Gender cleaning
Posted by Oleg Solovyev on Jul 5, 2011
Investigating the ABT table I’ve found anomaly in the gender column. There were only 5% of males and 95% of females in the sample. The expected ratio was 50%/50%. After comparing client’s names and gender I was sure that values of the gender are wrong.
I couldn’t simply delete the gender because it is often an important factor in the model. Thus I decided to replace the gender with a new column calculated using clients’ patronymics. The thing is that most Russian male patronymics are derived from father’s name by adding “ich” like “Ivanovich” and “Ilyich”. Most female patronymics end in “na” like “Ivanovna” and “Ilyinichna”.

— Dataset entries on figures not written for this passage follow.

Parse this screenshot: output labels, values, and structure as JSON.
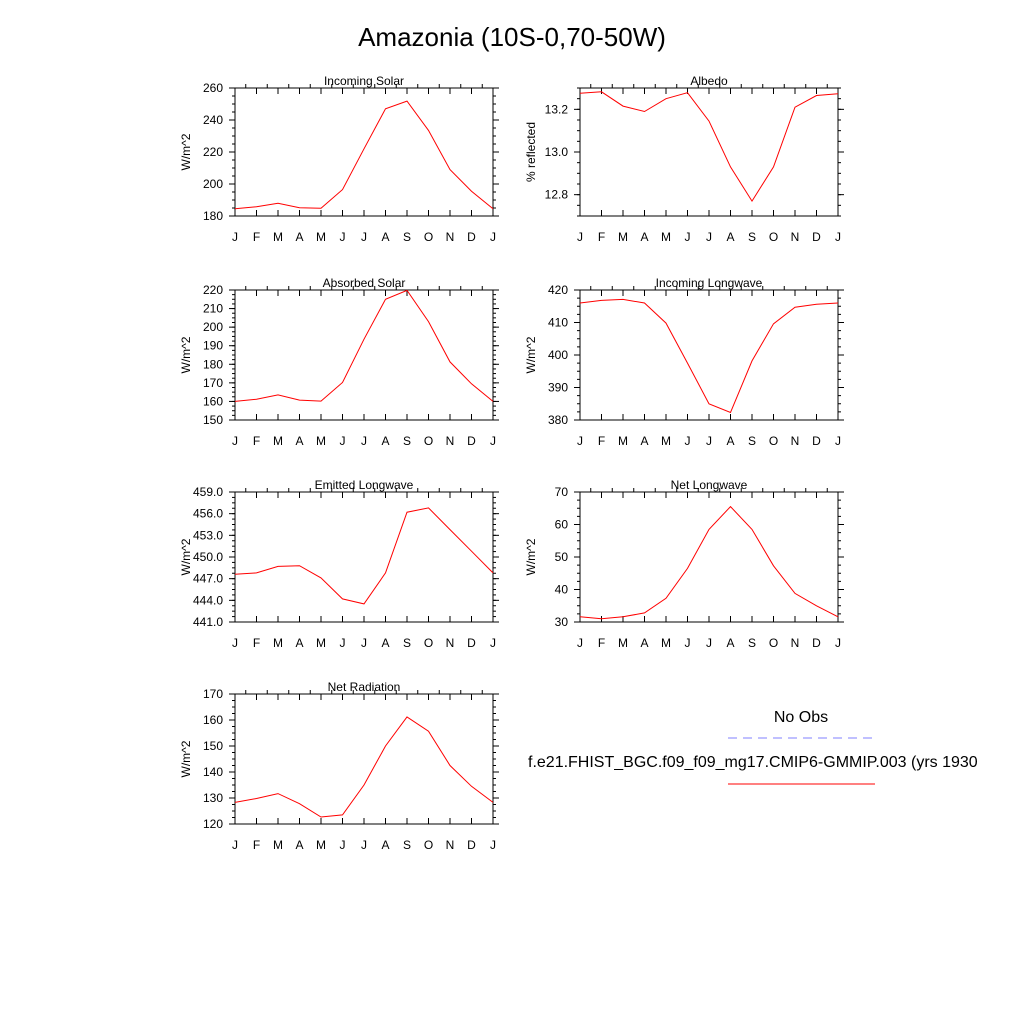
{
  "figure": {
    "title": "Amazonia (10S-0,70-50W)"
  },
  "legend": {
    "obs_label": "No Obs",
    "obs_color": "#8080ff",
    "model_label": "f.e21.FHIST_BGC.f09_f09_mg17.CMIP6-GMMIP.003 (yrs 1930",
    "model_color": "#ff0000"
  },
  "chart_data": [
    {
      "type": "line",
      "title": "Incoming Solar",
      "ylabel": "W/m^2",
      "categories": [
        "J",
        "F",
        "M",
        "A",
        "M",
        "J",
        "J",
        "A",
        "S",
        "O",
        "N",
        "D",
        "J"
      ],
      "ylim": [
        180,
        260
      ],
      "yticks": [
        180,
        200,
        220,
        240,
        260
      ],
      "yticklabels": [
        "180",
        "200",
        "220",
        "240",
        "260"
      ],
      "series": [
        {
          "values": [
            184.5,
            185.8,
            188.0,
            185.2,
            184.8,
            196.5,
            222.0,
            247.0,
            251.8,
            233.5,
            209.0,
            195.5,
            184.5
          ]
        }
      ]
    },
    {
      "type": "line",
      "title": "Albedo",
      "ylabel": "% reflected",
      "categories": [
        "J",
        "F",
        "M",
        "A",
        "M",
        "J",
        "J",
        "A",
        "S",
        "O",
        "N",
        "D",
        "J"
      ],
      "ylim": [
        12.7,
        13.3
      ],
      "yticks": [
        12.8,
        13.0,
        13.2
      ],
      "yticklabels": [
        "12.8",
        "13.0",
        "13.2"
      ],
      "series": [
        {
          "values": [
            13.275,
            13.282,
            13.215,
            13.19,
            13.25,
            13.278,
            13.145,
            12.93,
            12.77,
            12.93,
            13.21,
            13.265,
            13.273
          ]
        }
      ]
    },
    {
      "type": "line",
      "title": "Absorbed Solar",
      "ylabel": "W/m^2",
      "categories": [
        "J",
        "F",
        "M",
        "A",
        "M",
        "J",
        "J",
        "A",
        "S",
        "O",
        "N",
        "D",
        "J"
      ],
      "ylim": [
        150,
        220
      ],
      "yticks": [
        150,
        160,
        170,
        180,
        190,
        200,
        210,
        220
      ],
      "yticklabels": [
        "150",
        "160",
        "170",
        "180",
        "190",
        "200",
        "210",
        "220"
      ],
      "series": [
        {
          "values": [
            160.0,
            161.2,
            163.5,
            160.7,
            160.2,
            170.2,
            193.5,
            215.0,
            219.8,
            203.0,
            181.3,
            169.5,
            160.0
          ]
        }
      ]
    },
    {
      "type": "line",
      "title": "Incoming Longwave",
      "ylabel": "W/m^2",
      "categories": [
        "J",
        "F",
        "M",
        "A",
        "M",
        "J",
        "J",
        "A",
        "S",
        "O",
        "N",
        "D",
        "J"
      ],
      "ylim": [
        380,
        420
      ],
      "yticks": [
        380,
        390,
        400,
        410,
        420
      ],
      "yticklabels": [
        "380",
        "390",
        "400",
        "410",
        "420"
      ],
      "series": [
        {
          "values": [
            416.0,
            416.8,
            417.1,
            416.0,
            409.8,
            397.5,
            385.0,
            382.3,
            398.2,
            409.6,
            414.7,
            415.6,
            416.0
          ]
        }
      ]
    },
    {
      "type": "line",
      "title": "Emitted Longwave",
      "ylabel": "W/m^2",
      "categories": [
        "J",
        "F",
        "M",
        "A",
        "M",
        "J",
        "J",
        "A",
        "S",
        "O",
        "N",
        "D",
        "J"
      ],
      "ylim": [
        441,
        459
      ],
      "yticks": [
        441,
        444,
        447,
        450,
        453,
        456,
        459
      ],
      "yticklabels": [
        "441.0",
        "444.0",
        "447.0",
        "450.0",
        "453.0",
        "456.0",
        "459.0"
      ],
      "series": [
        {
          "values": [
            447.6,
            447.8,
            448.7,
            448.8,
            447.1,
            444.2,
            443.5,
            447.8,
            456.2,
            456.8,
            453.8,
            450.8,
            447.8
          ]
        }
      ]
    },
    {
      "type": "line",
      "title": "Net Longwave",
      "ylabel": "W/m^2",
      "categories": [
        "J",
        "F",
        "M",
        "A",
        "M",
        "J",
        "J",
        "A",
        "S",
        "O",
        "N",
        "D",
        "J"
      ],
      "ylim": [
        30,
        70
      ],
      "yticks": [
        30,
        40,
        50,
        60,
        70
      ],
      "yticklabels": [
        "30",
        "40",
        "50",
        "60",
        "70"
      ],
      "series": [
        {
          "values": [
            31.6,
            31.0,
            31.6,
            32.8,
            37.3,
            46.5,
            58.5,
            65.5,
            58.5,
            47.3,
            38.8,
            35.0,
            31.6
          ]
        }
      ]
    },
    {
      "type": "line",
      "title": "Net Radiation",
      "ylabel": "W/m^2",
      "categories": [
        "J",
        "F",
        "M",
        "A",
        "M",
        "J",
        "J",
        "A",
        "S",
        "O",
        "N",
        "D",
        "J"
      ],
      "ylim": [
        120,
        170
      ],
      "yticks": [
        120,
        130,
        140,
        150,
        160,
        170
      ],
      "yticklabels": [
        "120",
        "130",
        "140",
        "150",
        "160",
        "170"
      ],
      "series": [
        {
          "values": [
            128.3,
            129.8,
            131.7,
            127.8,
            122.7,
            123.5,
            135.0,
            150.0,
            161.2,
            155.7,
            142.5,
            134.5,
            128.3
          ]
        }
      ]
    }
  ]
}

Most of the rest patronymics belong to Turkic peoples. Their surnames end in “-ogli” meaning son or “-kizi” meaning daughter. Thus one can recalculate the gender using SAS the following way:
data test;
input patronymic $ 1-20;
length gender $10;
if prxmatch('/ich$|ogli$/', lowcase(trim(patronymic))) > 0 then gender = 'male';
else if prxmatch('/na$|kizi$/', lowcase(trim(patronymic))) > 0 then gender = 'female';
else gender = 'unknown';
datalines;
Ivanovich
Ilyich
Ivanovna
Ilyinichna
Hamzat-ogli
Suleyman-kizi
;
run;
The Oracle code:
drop table names;
create table names(patronymic varchar2(20));
insert into names values('Ivanovich');
insert into names values('Ilyich');
insert into names values(‘Ivanovna’);
insert into names values('Ilyinichna’);
insert into names values('Hamzat-ogli ');
insert into names values(‘Suleyman-kizi’);
select patronymic,
case when REGEXP_LIKE(lower(patronymic), 'ich$|ogli$') then 'male'
when REGEXP_LIKE(lower(patronymic), 'na$|kizi$') then 'female'
else 'unknown'
end as gender
from names;
This algorithm recalculated the gender for the 99% of the clients. Patronymics column contained missing for the rest 1% of the clients. But the algorithm can be improved to take into account names and family names.